Avenatti also gave the committee a declaration from an anonymous “witness” who said that in 1981 to 1982, she personally saw Kavanaugh “’spike’ the ‘punch’ at house parties I attended with Quaaludes and/or grain alcohol. I understood this was being done for the purpose of making girls more likely to engage in sexual acts and less likely to say ‘No.’”
Avenatti would not tell the committee who the “witness” was. But, recently, NBC reported that its journalists talked to the witness, who did not back up the declaration that Avenatti gave the committee on her behalf. “It is incorrect that I saw Brett ‘spike’ the punch,” the woman told NBC. “I didn’t see anyone spike the punch. ... I was very clear with Michael Avenatti from day one.

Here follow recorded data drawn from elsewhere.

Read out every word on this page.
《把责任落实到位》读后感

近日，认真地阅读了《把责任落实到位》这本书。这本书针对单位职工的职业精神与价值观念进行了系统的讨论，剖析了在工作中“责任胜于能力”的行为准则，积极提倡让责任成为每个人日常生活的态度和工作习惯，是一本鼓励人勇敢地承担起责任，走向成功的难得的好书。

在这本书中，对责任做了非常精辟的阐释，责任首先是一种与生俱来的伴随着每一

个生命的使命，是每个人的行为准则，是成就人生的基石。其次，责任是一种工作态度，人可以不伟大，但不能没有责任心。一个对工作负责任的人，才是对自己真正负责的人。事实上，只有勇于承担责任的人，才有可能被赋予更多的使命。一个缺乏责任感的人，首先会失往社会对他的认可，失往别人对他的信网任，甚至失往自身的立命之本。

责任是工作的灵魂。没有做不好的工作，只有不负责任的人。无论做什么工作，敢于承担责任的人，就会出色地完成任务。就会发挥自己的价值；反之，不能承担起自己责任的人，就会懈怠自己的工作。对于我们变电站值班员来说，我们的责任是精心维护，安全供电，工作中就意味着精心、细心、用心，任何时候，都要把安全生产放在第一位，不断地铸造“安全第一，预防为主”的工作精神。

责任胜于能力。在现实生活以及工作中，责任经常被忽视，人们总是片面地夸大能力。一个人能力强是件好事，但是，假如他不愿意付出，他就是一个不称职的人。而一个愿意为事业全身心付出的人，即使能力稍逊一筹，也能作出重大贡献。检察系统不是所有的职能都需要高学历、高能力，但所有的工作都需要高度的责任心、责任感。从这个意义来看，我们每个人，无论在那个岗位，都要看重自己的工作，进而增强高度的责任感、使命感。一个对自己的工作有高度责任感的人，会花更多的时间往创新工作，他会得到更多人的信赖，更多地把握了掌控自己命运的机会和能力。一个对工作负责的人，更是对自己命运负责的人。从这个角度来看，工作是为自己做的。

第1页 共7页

“I do not like that he [Avenatti] twisted my words,” the woman said.
Putting aside the question of why NBC waited to report the woman’s statement until after the Kavanaugh vote was over, the entire Avenatti episode left Grassley angry that the publicity-seeking lawyer had hijacked the committee’s time and energy at a critical moment, with claims that were obviously untrue. So on Oct. 25, Grassley formally referred Avenatti (and Swetnick) to the Justice Department for a criminal investigation into their conduct.
“It is illegal to knowingly and willfully make materially false, fictitious or fraudulent statements to congressional investigators,” Grassley wrote in the referral. “When charlatans make false claims to the committee – claims that may earn them short-term media exposure and financial gain, but which hinder the committee’s ability to do its job – there should be consequences.”
With Avenatti, there have so far been no consequences, beyond the loss of whatever credibility some cable TV news organizations conferred on him in repeated appearances over the last several months. Now, with the Grassley referral, that could finally change.
Byron York is chief political correspondent for The Washington Examiner.